Burkinabe model Georgie Badiel is a real superheroine. While living and thriving in New York City, she was looking for creative ways to help her village back home in Burkina Faso. In 2015, she found it by first establishing the Georgie Badiel Foundation, which aims to ensure that the people there have access to clean water and sanitation facilities. A year later, she cowrote The Water Princess, a semiautobiographical children’s book about a young girl trying to bring clean water to her village.
Through her foundation, Badiel is building and restoring wells as well as investing in reforestation initiatives. So far 13 wells—12 in Burkina Faso and 1 in Liberia—have been built and 86 have been repaired. The nonprofit has also trained 50 women in basic engineering for well restoration.
In 2018, after the success of The Water Princess, Badiel launched Princess GieGie Publishing and Production. Through the literature and cartoon production company, she hopes to release even more stories for children to learn about the beauty of Africa and Africans. She also launched a Kickstarter campaign for her second effort, Princess GieGie–Water Is Here.
Badiel spoke to ESSENCE about her childhood in Burkina Faso and how she’s taking back the African narrative by self-publishing her follow-up effort—which exceeded its initial Kickstarter funding goal in less than 48 hours.
ESSENCE: Your first book, The Water Princess, was published by a major publishing group, but now you’re choosing to go independent. Why?GEORGIE BADIEL: I wanted to be the sole author of my book. However, my former publisher wanted me to work with another writer, a legendary children’s book author, again. But this is my story. Someone else has the headline credit in The Water Princess. Though it’s my story, I only have a coauthor credit. Furthermore, I didn’t feel as if the company supported my vision. I wanted to use my advance to build a well in Goundi, my grandmother’s village in the center west of Burkina Faso, but my publisher had other ideas. When I went back to the publisher about my second book, Princess GieGie—Water Is Here, they still wanted to give me a coauthor credit. The reason that I wanted to write the book was that my village in Burkina Faso needed water. If I don’t stand up for myself and my people, no one else will. That’s why I started the Georgie Badiel Foundation and that’s why I started my own publishing company. Why can’t a Black woman come in and tell her own stories? I was exhausted by all these injustices, so I said, “You know what? Let me challenge myself and take my future into my own hands.”

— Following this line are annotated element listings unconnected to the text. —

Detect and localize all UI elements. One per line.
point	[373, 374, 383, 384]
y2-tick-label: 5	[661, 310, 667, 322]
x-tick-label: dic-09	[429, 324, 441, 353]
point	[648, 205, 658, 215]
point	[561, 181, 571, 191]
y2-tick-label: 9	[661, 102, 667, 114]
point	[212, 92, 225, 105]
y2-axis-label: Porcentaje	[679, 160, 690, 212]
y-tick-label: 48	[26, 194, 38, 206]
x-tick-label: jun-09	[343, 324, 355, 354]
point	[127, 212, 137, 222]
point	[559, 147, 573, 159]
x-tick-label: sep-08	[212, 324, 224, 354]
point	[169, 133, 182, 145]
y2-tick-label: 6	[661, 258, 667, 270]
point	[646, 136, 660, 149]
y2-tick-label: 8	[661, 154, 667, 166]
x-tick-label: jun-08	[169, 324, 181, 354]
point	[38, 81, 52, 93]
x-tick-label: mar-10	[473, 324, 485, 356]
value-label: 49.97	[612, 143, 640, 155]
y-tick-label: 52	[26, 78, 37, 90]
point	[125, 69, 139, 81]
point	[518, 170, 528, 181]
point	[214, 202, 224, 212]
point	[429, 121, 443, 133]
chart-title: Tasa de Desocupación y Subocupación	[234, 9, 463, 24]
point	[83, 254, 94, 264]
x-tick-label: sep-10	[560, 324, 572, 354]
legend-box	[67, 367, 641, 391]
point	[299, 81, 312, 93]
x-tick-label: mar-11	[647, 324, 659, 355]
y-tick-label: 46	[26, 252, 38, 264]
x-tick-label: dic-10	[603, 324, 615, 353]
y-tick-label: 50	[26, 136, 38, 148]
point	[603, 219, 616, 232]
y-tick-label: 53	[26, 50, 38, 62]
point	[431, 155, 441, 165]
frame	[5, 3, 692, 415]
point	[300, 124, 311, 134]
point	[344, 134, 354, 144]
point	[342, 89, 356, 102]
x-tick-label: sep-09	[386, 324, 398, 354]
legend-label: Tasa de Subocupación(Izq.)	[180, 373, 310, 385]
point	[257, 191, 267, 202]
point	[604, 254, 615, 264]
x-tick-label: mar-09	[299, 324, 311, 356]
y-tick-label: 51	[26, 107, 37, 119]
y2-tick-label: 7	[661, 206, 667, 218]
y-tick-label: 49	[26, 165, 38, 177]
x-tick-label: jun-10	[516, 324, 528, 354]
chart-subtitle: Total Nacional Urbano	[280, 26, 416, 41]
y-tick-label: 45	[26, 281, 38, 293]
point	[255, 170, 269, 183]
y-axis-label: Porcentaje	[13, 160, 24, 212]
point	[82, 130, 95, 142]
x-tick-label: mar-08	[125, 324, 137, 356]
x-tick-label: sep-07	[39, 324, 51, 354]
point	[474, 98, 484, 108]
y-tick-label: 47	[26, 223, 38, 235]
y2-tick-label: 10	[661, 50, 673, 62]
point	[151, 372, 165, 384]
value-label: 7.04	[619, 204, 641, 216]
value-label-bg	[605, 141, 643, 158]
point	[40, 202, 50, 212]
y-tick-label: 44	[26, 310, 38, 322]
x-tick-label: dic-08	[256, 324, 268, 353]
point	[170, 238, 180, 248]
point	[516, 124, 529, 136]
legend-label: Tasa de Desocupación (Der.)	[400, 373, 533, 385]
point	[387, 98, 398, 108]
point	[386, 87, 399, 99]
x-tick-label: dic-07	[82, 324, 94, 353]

ESSENCE: Why are you so passionate about water?BADIEL: Water is so basic. In parts of Africa, it’s the duty of the women to bring the water. When I visit Burkina Faso, it’s insane to still see sisters and mothers walk for five hours to reach a point of water, and sometimes that water isn’t even clean. This shouldn’t be. In my first book, The Water Princess, GieGie was thirsty and needed clean water. While I was growing up in Africa, my father always told me that I have the strength and determination to go after what I believe in. He helped me understand that I am the owner of my life and that I have to stand up for whatever I want to do to make things better in my own environment. So that’s what Princess GieGie—Water Is Here is all about.
ESSENCE: What is water to you?BADIEL: Water for me is life.
Badiel’s Kickstarter campaign for Princess GieGie—Water Is Here ends January 10.